The star-laden Nets were supposed to immediately compete for a championship after they sent an unprecedented trove of future first-round picks to the Boston Celtics in exchange for the aging Garnett, Paul Pierce and Jason Terry. Instead, Brooklyn won just a single playoff series before Garnett moved on, trading him to the Minnesota Timberwolves a year-and-a-half after one of the most infamously lopsided trades in NBA history.

Don't mistake the Hall-of-Famer's brief tenure with the Nets as a complete failure, though.
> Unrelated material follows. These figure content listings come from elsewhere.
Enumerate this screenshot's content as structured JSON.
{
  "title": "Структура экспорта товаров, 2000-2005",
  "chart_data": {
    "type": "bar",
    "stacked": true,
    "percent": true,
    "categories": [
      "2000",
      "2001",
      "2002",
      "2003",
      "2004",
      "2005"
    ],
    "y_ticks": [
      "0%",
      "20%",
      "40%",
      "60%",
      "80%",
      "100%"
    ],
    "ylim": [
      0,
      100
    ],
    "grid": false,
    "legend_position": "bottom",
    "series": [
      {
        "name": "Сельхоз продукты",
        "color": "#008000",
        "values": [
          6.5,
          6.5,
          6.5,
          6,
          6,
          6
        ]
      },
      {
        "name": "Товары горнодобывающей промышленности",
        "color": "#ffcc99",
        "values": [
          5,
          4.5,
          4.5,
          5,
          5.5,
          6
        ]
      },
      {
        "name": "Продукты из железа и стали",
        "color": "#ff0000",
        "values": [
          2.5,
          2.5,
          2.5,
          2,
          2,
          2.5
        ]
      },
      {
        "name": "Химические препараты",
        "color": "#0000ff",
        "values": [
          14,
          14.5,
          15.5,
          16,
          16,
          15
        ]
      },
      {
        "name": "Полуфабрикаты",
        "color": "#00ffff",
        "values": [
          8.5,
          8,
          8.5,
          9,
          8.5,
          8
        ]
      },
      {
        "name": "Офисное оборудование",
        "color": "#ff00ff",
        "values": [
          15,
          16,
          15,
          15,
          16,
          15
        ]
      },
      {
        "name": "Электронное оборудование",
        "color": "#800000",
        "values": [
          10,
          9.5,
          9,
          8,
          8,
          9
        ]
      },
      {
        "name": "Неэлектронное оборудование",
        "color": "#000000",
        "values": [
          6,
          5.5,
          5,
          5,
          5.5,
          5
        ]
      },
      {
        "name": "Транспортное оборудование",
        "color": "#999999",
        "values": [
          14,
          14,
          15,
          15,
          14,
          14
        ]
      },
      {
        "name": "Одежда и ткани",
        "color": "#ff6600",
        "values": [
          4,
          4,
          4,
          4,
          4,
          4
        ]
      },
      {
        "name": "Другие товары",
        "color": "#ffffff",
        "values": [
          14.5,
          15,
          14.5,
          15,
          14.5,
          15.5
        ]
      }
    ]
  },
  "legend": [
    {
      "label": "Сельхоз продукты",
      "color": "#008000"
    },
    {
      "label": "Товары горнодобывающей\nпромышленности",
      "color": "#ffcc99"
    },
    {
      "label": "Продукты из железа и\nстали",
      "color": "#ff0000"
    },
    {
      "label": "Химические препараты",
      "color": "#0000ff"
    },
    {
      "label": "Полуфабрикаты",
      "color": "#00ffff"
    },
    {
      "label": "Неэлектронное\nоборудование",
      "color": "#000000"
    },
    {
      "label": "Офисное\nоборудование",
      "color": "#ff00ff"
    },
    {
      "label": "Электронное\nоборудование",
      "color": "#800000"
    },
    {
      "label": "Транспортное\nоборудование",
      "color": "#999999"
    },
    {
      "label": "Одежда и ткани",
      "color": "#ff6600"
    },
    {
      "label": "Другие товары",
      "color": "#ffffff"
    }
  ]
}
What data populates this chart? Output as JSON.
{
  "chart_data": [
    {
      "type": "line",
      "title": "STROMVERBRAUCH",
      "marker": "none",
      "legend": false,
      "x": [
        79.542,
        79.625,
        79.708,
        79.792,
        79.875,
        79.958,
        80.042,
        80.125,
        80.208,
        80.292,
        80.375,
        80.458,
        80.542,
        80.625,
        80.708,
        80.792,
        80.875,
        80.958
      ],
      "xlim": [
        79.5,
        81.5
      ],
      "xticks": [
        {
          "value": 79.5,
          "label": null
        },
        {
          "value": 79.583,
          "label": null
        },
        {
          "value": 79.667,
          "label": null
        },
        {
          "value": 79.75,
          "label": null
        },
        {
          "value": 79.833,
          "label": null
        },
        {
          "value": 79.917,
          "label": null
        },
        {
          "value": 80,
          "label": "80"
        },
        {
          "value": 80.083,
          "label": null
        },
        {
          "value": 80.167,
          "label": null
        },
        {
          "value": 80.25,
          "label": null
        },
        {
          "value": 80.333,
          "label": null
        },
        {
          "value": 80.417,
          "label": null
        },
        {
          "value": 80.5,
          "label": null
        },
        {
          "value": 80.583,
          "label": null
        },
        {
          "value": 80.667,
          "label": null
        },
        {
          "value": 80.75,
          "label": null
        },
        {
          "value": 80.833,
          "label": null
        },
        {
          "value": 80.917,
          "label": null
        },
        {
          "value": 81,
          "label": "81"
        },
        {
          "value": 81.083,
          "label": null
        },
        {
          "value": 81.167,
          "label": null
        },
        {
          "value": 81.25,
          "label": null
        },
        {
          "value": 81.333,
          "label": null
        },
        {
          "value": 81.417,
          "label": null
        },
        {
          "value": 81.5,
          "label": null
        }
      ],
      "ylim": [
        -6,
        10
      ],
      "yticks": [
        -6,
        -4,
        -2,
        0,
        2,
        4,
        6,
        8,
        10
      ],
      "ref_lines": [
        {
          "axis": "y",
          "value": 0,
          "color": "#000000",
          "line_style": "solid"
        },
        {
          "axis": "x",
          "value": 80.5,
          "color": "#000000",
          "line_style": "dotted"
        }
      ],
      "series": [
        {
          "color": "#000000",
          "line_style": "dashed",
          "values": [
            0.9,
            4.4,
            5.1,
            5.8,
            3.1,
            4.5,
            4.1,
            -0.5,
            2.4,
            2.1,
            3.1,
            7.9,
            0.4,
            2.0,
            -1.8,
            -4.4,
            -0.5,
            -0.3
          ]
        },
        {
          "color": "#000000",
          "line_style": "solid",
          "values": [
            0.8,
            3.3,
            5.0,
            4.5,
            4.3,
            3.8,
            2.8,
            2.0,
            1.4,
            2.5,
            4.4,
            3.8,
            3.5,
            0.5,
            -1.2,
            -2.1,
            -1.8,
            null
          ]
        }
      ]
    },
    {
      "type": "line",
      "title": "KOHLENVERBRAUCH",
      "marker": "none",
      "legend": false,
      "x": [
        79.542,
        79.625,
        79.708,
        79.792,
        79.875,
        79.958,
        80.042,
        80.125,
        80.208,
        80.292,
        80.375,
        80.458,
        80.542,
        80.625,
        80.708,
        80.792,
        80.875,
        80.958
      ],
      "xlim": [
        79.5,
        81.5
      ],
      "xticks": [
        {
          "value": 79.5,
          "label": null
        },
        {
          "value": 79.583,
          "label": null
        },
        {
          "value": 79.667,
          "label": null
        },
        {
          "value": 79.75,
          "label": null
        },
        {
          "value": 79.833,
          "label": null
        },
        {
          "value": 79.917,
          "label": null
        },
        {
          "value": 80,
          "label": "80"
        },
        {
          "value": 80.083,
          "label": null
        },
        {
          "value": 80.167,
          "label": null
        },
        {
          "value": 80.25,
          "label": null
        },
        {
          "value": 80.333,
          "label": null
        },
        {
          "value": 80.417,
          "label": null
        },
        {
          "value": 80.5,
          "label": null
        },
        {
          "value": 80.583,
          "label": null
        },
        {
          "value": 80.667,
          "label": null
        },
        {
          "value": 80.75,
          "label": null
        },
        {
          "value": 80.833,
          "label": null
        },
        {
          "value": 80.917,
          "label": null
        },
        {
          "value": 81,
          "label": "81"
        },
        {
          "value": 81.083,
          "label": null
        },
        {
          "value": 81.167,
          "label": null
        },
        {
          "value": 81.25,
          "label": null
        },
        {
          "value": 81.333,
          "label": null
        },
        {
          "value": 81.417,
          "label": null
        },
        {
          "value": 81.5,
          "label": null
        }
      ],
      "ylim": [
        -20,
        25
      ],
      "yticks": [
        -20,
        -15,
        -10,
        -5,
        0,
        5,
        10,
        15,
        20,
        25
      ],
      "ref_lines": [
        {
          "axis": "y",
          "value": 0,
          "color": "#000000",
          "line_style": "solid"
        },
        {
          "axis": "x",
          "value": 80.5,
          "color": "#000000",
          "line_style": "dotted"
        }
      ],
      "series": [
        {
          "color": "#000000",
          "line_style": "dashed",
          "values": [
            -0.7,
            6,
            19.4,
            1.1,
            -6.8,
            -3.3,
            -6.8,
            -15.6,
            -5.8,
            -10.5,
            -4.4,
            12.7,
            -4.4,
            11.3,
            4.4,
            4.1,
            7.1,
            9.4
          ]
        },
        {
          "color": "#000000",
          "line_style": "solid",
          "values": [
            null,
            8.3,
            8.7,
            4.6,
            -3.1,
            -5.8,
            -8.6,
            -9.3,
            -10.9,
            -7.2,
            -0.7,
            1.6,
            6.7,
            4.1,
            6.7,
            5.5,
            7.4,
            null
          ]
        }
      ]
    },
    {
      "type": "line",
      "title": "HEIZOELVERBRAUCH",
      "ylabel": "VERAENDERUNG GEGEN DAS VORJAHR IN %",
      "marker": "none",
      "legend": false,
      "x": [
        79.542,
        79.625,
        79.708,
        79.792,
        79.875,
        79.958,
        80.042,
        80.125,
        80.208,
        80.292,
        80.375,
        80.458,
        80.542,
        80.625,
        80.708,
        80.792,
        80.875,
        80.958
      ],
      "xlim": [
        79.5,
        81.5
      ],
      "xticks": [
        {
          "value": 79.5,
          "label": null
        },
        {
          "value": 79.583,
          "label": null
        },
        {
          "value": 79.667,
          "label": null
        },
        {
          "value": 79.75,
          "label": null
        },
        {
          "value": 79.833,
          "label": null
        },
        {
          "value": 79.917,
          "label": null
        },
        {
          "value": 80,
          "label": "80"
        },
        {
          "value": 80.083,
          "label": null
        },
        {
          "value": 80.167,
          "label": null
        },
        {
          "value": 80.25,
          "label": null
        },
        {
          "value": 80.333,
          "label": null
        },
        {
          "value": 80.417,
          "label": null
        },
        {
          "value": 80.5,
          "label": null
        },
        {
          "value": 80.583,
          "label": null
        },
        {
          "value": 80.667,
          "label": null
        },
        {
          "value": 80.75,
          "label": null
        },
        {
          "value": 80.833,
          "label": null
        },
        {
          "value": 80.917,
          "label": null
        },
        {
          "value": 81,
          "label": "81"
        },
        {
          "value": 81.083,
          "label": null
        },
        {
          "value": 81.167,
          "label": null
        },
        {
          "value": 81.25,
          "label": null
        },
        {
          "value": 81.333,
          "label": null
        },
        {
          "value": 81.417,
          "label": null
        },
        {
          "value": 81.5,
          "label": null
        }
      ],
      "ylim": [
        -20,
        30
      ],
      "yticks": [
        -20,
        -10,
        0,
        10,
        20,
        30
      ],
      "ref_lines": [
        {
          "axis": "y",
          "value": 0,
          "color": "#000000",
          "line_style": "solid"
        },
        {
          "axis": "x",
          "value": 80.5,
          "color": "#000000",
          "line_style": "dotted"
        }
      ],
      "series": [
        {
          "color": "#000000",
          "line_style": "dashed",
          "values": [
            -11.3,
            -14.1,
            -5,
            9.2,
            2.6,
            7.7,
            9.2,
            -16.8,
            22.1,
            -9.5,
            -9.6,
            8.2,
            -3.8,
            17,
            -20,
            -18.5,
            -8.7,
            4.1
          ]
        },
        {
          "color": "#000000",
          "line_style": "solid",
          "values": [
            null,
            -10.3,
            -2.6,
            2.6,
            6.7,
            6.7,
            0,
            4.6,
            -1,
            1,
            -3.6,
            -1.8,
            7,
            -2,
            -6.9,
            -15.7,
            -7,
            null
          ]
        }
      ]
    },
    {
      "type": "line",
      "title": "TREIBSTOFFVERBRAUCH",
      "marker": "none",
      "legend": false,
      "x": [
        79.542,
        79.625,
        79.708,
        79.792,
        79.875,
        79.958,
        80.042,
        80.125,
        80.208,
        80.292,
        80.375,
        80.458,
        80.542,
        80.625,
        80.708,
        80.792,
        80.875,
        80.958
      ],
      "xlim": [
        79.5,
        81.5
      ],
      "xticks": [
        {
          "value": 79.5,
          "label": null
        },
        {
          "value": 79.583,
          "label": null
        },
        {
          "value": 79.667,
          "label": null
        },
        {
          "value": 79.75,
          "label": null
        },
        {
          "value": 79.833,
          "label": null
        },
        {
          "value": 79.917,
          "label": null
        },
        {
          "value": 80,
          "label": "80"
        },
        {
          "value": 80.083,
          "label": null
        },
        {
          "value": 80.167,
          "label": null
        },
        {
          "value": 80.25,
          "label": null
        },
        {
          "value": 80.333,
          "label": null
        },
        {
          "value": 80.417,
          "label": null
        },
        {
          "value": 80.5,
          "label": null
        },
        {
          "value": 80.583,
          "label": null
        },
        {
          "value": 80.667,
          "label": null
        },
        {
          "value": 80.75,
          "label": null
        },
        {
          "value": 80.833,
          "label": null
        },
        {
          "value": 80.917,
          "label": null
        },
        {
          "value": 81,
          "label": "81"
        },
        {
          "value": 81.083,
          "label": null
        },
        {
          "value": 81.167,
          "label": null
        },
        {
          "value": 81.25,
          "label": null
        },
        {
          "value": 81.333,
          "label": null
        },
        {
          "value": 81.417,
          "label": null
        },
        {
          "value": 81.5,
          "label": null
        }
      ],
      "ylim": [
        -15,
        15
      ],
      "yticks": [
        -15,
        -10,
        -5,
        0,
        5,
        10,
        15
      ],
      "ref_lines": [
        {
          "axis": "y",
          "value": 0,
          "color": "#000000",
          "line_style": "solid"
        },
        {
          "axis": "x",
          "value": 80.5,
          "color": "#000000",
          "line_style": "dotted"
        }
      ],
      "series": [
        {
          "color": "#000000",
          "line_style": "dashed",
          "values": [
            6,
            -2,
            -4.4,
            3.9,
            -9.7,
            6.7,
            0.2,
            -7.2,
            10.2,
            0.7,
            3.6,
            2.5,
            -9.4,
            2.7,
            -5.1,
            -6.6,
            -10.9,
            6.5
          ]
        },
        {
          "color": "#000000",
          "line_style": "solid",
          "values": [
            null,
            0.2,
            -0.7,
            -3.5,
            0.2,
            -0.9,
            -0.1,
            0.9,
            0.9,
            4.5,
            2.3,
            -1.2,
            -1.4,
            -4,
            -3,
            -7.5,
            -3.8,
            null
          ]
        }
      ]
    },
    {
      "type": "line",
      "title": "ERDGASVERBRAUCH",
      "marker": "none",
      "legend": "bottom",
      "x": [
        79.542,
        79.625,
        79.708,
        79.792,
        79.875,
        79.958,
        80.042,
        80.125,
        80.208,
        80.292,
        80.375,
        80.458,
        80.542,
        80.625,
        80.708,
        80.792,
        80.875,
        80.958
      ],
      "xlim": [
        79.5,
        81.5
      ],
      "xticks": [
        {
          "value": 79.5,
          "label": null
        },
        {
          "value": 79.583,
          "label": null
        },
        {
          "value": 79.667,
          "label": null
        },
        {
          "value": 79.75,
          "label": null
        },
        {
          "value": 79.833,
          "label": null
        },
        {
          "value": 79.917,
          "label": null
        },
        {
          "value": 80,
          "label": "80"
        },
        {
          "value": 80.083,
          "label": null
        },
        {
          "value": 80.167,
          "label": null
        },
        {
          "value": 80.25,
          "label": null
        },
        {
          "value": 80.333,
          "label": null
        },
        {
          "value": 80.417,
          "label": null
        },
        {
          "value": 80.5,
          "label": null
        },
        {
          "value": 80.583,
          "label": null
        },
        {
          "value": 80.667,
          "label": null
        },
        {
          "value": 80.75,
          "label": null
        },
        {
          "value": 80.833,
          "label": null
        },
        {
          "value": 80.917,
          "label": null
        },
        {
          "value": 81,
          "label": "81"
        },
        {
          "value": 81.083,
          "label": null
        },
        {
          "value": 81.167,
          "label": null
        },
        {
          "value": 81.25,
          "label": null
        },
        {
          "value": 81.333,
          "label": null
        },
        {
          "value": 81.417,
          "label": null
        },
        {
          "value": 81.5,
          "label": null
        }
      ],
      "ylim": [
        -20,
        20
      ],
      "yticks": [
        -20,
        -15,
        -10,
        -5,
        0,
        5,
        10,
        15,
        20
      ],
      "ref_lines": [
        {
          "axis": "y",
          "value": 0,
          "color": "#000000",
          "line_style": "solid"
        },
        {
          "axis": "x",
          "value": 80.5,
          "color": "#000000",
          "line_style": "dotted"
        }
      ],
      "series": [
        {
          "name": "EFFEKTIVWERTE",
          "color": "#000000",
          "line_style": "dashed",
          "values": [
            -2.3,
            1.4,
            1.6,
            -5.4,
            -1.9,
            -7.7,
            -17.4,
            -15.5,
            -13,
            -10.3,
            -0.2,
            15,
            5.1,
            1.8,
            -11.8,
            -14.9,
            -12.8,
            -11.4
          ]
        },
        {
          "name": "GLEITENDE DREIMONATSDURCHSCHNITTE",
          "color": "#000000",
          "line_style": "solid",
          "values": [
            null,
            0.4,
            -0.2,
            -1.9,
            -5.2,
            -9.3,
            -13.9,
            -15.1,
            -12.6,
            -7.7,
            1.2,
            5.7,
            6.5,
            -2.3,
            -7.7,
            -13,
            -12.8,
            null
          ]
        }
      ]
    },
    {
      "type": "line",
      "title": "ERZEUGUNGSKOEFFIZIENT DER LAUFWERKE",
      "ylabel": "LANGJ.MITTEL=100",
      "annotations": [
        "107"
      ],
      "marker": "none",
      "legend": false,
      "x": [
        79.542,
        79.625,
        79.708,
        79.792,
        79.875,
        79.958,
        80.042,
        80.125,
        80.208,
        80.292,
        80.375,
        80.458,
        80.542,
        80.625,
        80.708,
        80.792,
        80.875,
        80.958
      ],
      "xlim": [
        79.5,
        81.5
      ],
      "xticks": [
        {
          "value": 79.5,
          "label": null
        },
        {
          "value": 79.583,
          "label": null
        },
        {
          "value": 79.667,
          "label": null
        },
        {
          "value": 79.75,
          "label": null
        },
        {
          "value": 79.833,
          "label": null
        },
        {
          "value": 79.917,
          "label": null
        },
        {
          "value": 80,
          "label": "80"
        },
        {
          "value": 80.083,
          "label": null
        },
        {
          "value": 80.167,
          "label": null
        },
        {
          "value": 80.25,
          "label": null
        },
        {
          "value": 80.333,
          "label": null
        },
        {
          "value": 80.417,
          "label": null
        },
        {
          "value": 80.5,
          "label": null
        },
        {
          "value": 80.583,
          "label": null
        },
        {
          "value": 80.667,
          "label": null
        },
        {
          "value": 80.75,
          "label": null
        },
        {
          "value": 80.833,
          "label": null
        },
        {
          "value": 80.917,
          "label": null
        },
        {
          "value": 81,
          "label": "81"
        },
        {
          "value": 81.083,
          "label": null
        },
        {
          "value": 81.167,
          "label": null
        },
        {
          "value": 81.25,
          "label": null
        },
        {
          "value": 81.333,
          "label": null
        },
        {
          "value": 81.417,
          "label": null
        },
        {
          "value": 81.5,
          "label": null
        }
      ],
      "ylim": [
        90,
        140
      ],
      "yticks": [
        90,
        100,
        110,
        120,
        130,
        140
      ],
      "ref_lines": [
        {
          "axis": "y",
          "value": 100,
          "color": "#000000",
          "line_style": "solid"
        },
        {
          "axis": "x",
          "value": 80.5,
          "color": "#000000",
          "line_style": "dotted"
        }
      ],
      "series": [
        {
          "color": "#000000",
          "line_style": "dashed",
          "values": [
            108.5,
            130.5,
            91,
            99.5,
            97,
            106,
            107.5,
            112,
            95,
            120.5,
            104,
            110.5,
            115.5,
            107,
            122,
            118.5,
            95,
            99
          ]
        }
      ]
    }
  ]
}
If not for Garnett's trademark passion and intensity, a team employee may very well have passed away as the Nets conducted practice.

Adam Himmelsbach of the Boston Globe on Friday recounted Garnett's active role in saving the life of a Nets scout who was suffering a heart attack.

Garnett retired in 2016 after a legendary 21-year NBA career during which he led the Celtics to the 2008 title, won both MVP and Defensive Player of the Year and made a whopping nine All-NBA teams.

His highly controversial decision to jump straight from high school to the NBA in 1995 paved the way for other preps-to-pros superstars—like Kobe Bryant, Tracy McGrady and LeBron James—to follow in his footsteps, while Garnett's ability to stroke jumpers, create for his teammates and guard every position on the floor changed the game, too, leaving a blueprint for an entire generation of athletic, versatile big men to come.

But the 15-time All-Star might be best known for his maniacal competitiveness and unrelenting intensity, aspects of the unique charisma he's parlayed into a burgeoning post-playing career in entertainment. No matter how many movies he stars in, television shows he hosts or commercials he films, though, Garnett's personality won't ever yield a more positive development than that near-tragic day at Nets practice.